Great Railroad Strike of 1877 - Impact On Future Labor Relations

Impact On Future Labor Relations

After the Great Railroad Strike of 1877, union organizers planned for their next battles while politicians and business leaders took steps to ensure that such chaos could not reoccur. Many states enacted conspiracy statutes. States formed new militia units, and National Guard armories were constructed in a number of cities. For workers and employers alike, the strikes had shown the power of workers in combination to challenge the status quo. They were driven, as a Pittsburgh state militiaman, who was ordered to break the 1877 strike, pointed out, by “one spirit and one purpose among them -– that they were justified in resorting to any means to break down the power of the corporations.”

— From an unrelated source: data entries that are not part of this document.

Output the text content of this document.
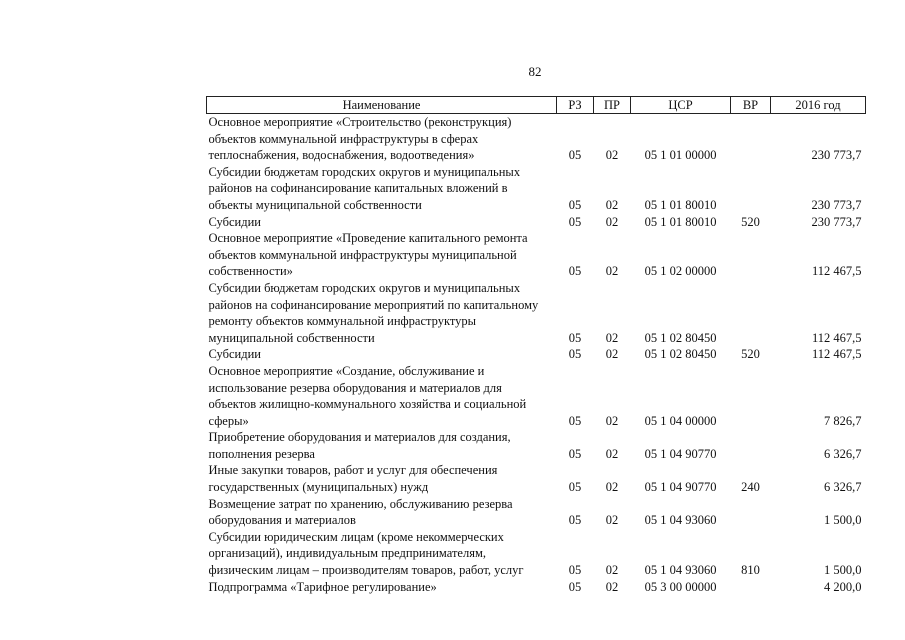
82
Наименование	РЗ	ПР	ЦСР	ВР	2016 год
Основное мероприятие «Строительство (реконструкция)
объектов коммунальной инфраструктуры в сферах
теплоснабжения, водоснабжения, водоотведения»	05	02	05 1 01 00000		230 773,7
Субсидии бюджетам городских округов и муниципальных
районов на софинансирование капитальных вложений в
объекты муниципальной собственности	05	02	05 1 01 80010		230 773,7
Субсидии	05	02	05 1 01 80010	520	230 773,7
Основное мероприятие «Проведение капитального ремонта
объектов коммунальной инфраструктуры муниципальной
собственности»	05	02	05 1 02 00000		112 467,5
Субсидии бюджетам городских округов и муниципальных
районов на софинансирование мероприятий по капитальному
ремонту объектов коммунальной инфраструктуры
муниципальной собственности	05	02	05 1 02 80450		112 467,5
Субсидии	05	02	05 1 02 80450	520	112 467,5
Основное мероприятие «Создание, обслуживание и
использование резерва оборудования и материалов для
объектов жилищно-коммунального хозяйства и социальной
сферы»	05	02	05 1 04 00000		7 826,7
Приобретение оборудования и материалов для создания,
пополнения резерва	05	02	05 1 04 90770		6 326,7
Иные закупки товаров, работ и услуг для обеспечения
государственных (муниципальных) нужд	05	02	05 1 04 90770	240	6 326,7
Возмещение затрат по хранению, обслуживанию резерва
оборудования и материалов	05	02	05 1 04 93060		1 500,0
Субсидии юридическим лицам (кроме некоммерческих
организаций), индивидуальным предпринимателям,
физическим лицам – производителям товаров, работ, услуг	05	02	05 1 04 93060	810	1 500,0
Подпрограмма «Тарифное регулирование»	05	02	05 3 00 00000		4 200,0
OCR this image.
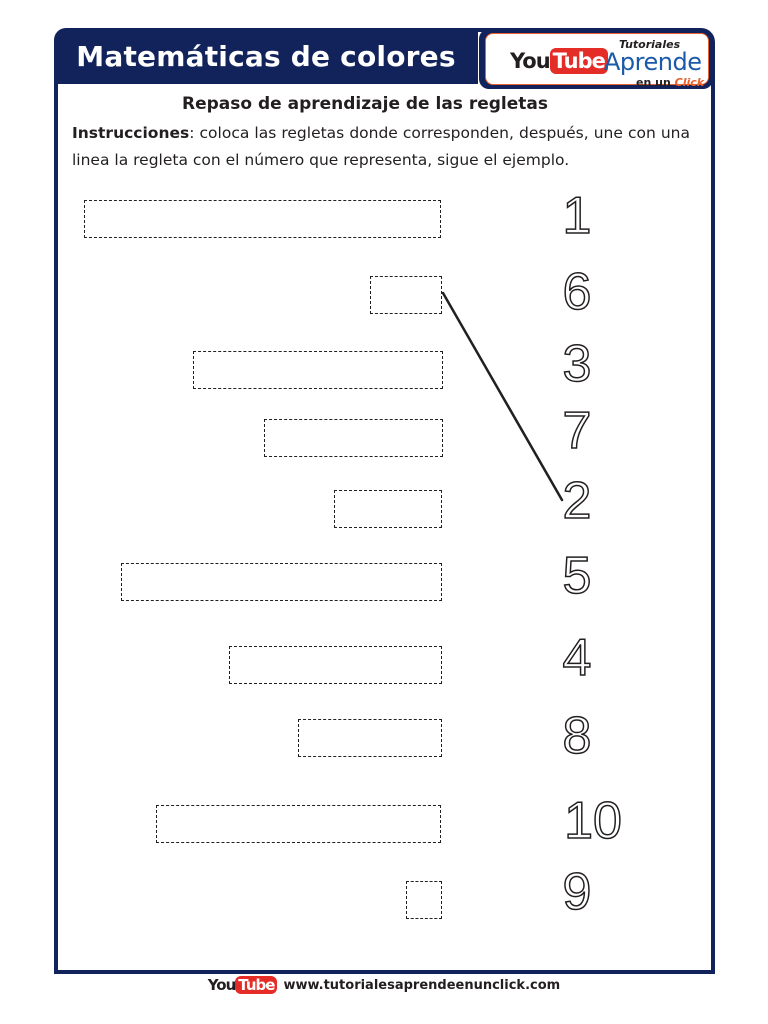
Matemáticas de colores	You Tube
Tutoriales
Aprende
en un Click
Repaso de aprendizaje de las regletas
Instrucciones: coloca las regletas donde corresponden, después, une con una linea la regleta con el número que representa, sigue el ejemplo.
1
6
3
7
2
5
4
8
10
9
You Tube www.tutorialesaprendeenunclick.com
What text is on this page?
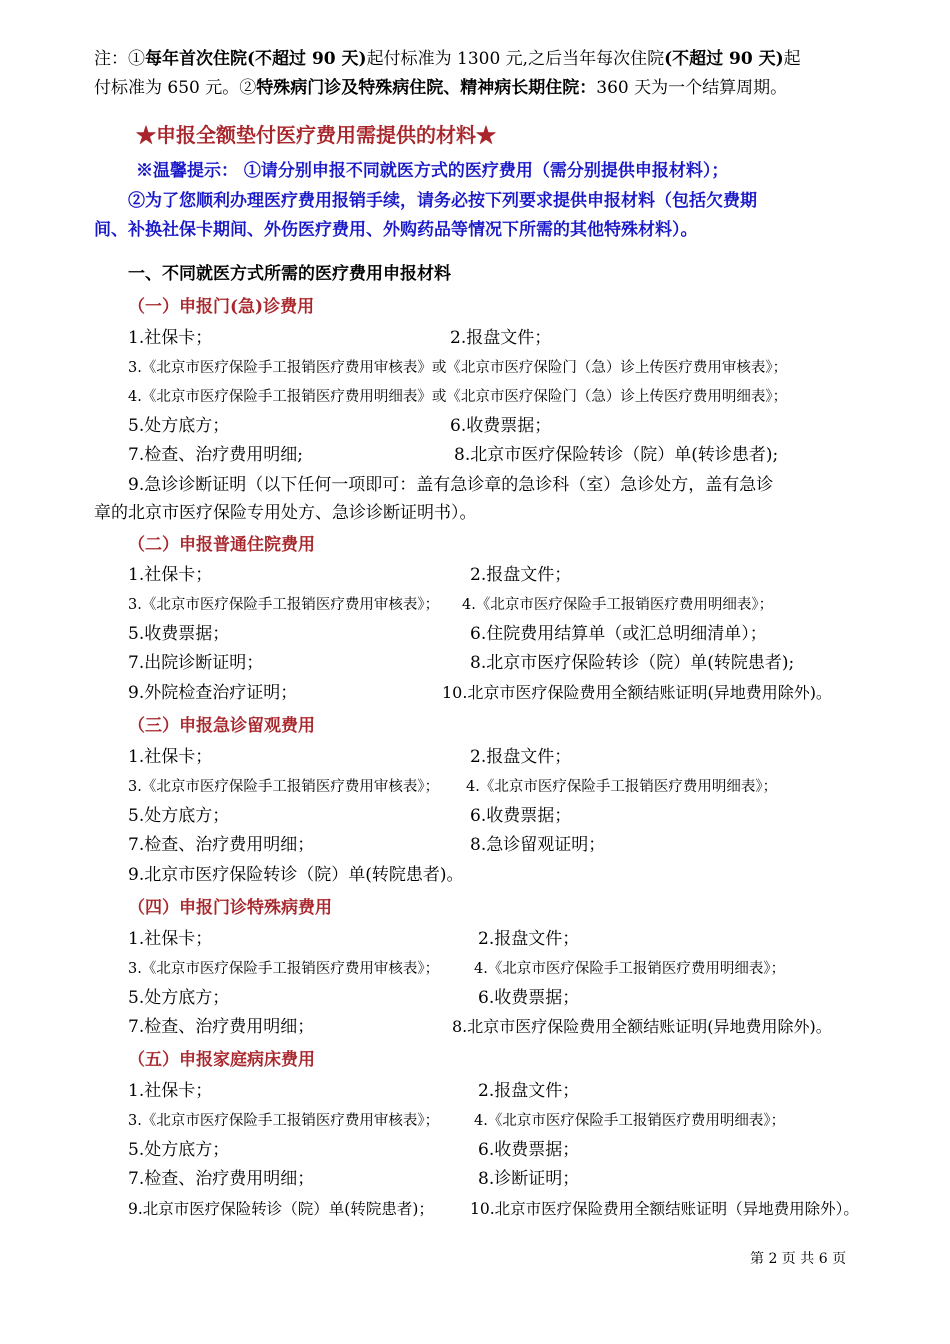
注：①每年首次住院(不超过 90 天)起付标准为 1300 元,之后当年每次住院(不超过 90 天)起
付标准为 650 元。②特殊病门诊及特殊病住院、精神病长期住院：360 天为一个结算周期。
★申报全额垫付医疗费用需提供的材料★
※温馨提示： ①请分别申报不同就医方式的医疗费用（需分别提供申报材料）；
②为了您顺利办理医疗费用报销手续，请务必按下列要求提供申报材料（包括欠费期
间、补换社保卡期间、外伤医疗费用、外购药品等情况下所需的其他特殊材料）。
一、不同就医方式所需的医疗费用申报材料
（一）申报门(急)诊费用
1.社保卡；	2.报盘文件；
3.《北京市医疗保险手工报销医疗费用审核表》或《北京市医疗保险门（急）诊上传医疗费用审核表》；
4.《北京市医疗保险手工报销医疗费用明细表》或《北京市医疗保险门（急）诊上传医疗费用明细表》；
5.处方底方；	6.收费票据；
7.检查、治疗费用明细;	8.北京市医疗保险转诊（院）单(转诊患者);
9.急诊诊断证明（以下任何一项即可：盖有急诊章的急诊科（室）急诊处方，盖有急诊
章的北京市医疗保险专用处方、急诊诊断证明书）。
（二）申报普通住院费用
1.社保卡；	2.报盘文件；
3.《北京市医疗保险手工报销医疗费用审核表》； 4.《北京市医疗保险手工报销医疗费用明细表》；
5.收费票据；	6.住院费用结算单（或汇总明细清单）；
7.出院诊断证明；	8.北京市医疗保险转诊（院）单(转院患者);
9.外院检查治疗证明；	10.北京市医疗保险费用全额结账证明(异地费用除外)。
（三）申报急诊留观费用
1.社保卡；	2.报盘文件；
3.《北京市医疗保险手工报销医疗费用审核表》； 4.《北京市医疗保险手工报销医疗费用明细表》；
5.处方底方；	6.收费票据；
7.检查、治疗费用明细；	8.急诊留观证明；
9.北京市医疗保险转诊（院）单(转院患者)。
（四）申报门诊特殊病费用
1.社保卡；	2.报盘文件；
3.《北京市医疗保险手工报销医疗费用审核表》； 4.《北京市医疗保险手工报销医疗费用明细表》；
5.处方底方；	6.收费票据；
7.检查、治疗费用明细；	8.北京市医疗保险费用全额结账证明(异地费用除外)。
（五）申报家庭病床费用
1.社保卡；	2.报盘文件；
3.《北京市医疗保险手工报销医疗费用审核表》； 4.《北京市医疗保险手工报销医疗费用明细表》；
5.处方底方；	6.收费票据；
7.检查、治疗费用明细；	8.诊断证明；
9.北京市医疗保险转诊（院）单(转院患者)； 10.北京市医疗保险费用全额结账证明（异地费用除外）。
第 2 页 共 6 页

Thus, in the wake of the strike, unions became better organized and the number of strikes increased. In the 1880s there were nearly ten thousand strikes and lockouts and in 1886 nearly 700,000 workers went on strike. As is to be expected, business leaders took a more rigid stance against the unions. Nonetheless, and possibly because of the more rigid stance, the labor movement continued to grow.

One result of the strike was increased public awareness of the grievances of railroad workers. In 1880 the B&O railroad, which had the lowest wage rate of any major railroad, established the Baltimore and Ohio Employees' Relief Association, which provided coverage for sickness, injury from accidents, and a death benefit. In 1884, the B&O became the first major employer to offer a pension plan.

In 1886, there was a national strike aimed at reducing the average workday from twelve to eight hours, and 340,000 workers struck at 12,000 companies nationwide. In Chicago, police were trying to break up a large labor meeting in Haymarket Square, when a bomb exploded without warning, killing a police officer. Police fired into the crowd, killing one and wounding many more. Because of the riot, four labor organizers were hanged. The hangings of these organizers took the steam out of the national labor movement and energized management. By 1890, Knights of Labor membership had fallen to ten percent of its previous levels.

In 1893-1894, a severe depression swept the nation and America saw some of its worst strikes in history, including that against the Pullman Palace Car Company. The strike, which had been caused by severe wage cuts, stopped railroad traffic, with battles between troops and strikers breaking out in twenty-six states.

The defeat of the Pullman Strike fed an intense debate within the labor movement between the proponents of craft unionism and of industrial unionism, an argument that continued for several decades.